Fiz: A Tcl-like interpreter

Over the years I've found myself looking at Tcl, and wondering what the fuss was about. Then I came across one of John Ousterhout's articles in the Dr Dobb's Journal and as I read through it, I was suddenly enlightened. Tcl is actually a very smart little language.

I gladly accepted the challenge of writing my own interpreter for a Tcl-like language, and present the result here as Fiz (a name I just sucked out of my thumb). As it stands, Fiz is probably not very useful for production use, but it has some features that I like:

I must add the disclaimer that Fiz is probably very slow (I say probably because I did not bother to benchmark it). All variables are strings, and performing arithmetic involves doing an atoi() to convert the variable to an integer. It also does a lot of strdup() internally. I'll add that at the time of this writing (2010) computers are so fast that I'm not bothered by it; there are other interpreters that fill the "fast and embeddable" niche.

I was also found and got inspiration from Salvatore Sanfilippo's Picol Tcl interpreter.

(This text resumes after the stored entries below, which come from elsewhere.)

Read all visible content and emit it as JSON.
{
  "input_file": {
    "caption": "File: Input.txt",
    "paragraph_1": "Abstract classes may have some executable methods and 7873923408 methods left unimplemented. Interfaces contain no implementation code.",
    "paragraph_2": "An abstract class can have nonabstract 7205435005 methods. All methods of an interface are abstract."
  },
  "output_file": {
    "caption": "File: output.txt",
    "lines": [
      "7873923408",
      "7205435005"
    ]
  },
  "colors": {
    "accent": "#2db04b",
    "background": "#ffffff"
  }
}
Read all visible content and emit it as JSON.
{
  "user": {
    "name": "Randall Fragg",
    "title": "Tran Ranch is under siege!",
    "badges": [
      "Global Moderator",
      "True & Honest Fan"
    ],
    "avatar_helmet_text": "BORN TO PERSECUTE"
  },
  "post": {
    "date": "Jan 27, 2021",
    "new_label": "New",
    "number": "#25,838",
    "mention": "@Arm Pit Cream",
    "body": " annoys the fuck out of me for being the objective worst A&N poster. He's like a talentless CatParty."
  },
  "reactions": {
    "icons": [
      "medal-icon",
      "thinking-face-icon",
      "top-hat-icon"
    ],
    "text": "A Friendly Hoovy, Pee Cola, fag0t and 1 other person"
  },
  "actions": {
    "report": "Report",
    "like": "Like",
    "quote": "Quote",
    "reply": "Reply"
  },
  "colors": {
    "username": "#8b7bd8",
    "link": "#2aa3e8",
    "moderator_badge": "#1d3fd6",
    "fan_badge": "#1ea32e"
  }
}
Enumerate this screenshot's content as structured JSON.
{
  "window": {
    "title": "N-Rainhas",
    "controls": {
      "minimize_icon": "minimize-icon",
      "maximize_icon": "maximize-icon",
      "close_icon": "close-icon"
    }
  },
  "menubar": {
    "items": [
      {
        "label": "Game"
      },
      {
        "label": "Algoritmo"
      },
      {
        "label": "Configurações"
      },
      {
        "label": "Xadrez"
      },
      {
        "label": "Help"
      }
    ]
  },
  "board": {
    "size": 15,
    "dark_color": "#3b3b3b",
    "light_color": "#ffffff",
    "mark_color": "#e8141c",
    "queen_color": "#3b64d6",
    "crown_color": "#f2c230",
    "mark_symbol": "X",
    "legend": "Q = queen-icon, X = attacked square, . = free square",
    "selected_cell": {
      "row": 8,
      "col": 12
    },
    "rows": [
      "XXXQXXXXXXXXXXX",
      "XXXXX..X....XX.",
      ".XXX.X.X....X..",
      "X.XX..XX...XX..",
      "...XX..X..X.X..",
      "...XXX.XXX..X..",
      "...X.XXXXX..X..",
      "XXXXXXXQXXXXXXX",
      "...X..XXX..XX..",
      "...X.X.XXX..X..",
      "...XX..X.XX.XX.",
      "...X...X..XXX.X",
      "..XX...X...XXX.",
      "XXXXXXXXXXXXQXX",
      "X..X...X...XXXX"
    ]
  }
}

His is very elegant - he got his interpreter down to about 550 lines of code. You may notice that I borrowed some ideas from him.

Source Code

Update (14/01/2016): The source code is available on Github: https://github.com/wernsey/Fiz (and has actually been for some time).

The code is written in platform independent C, so you should be able to compile it by typing make on the command prompt if you're using Linux. It also works if you use MinGW on Windows.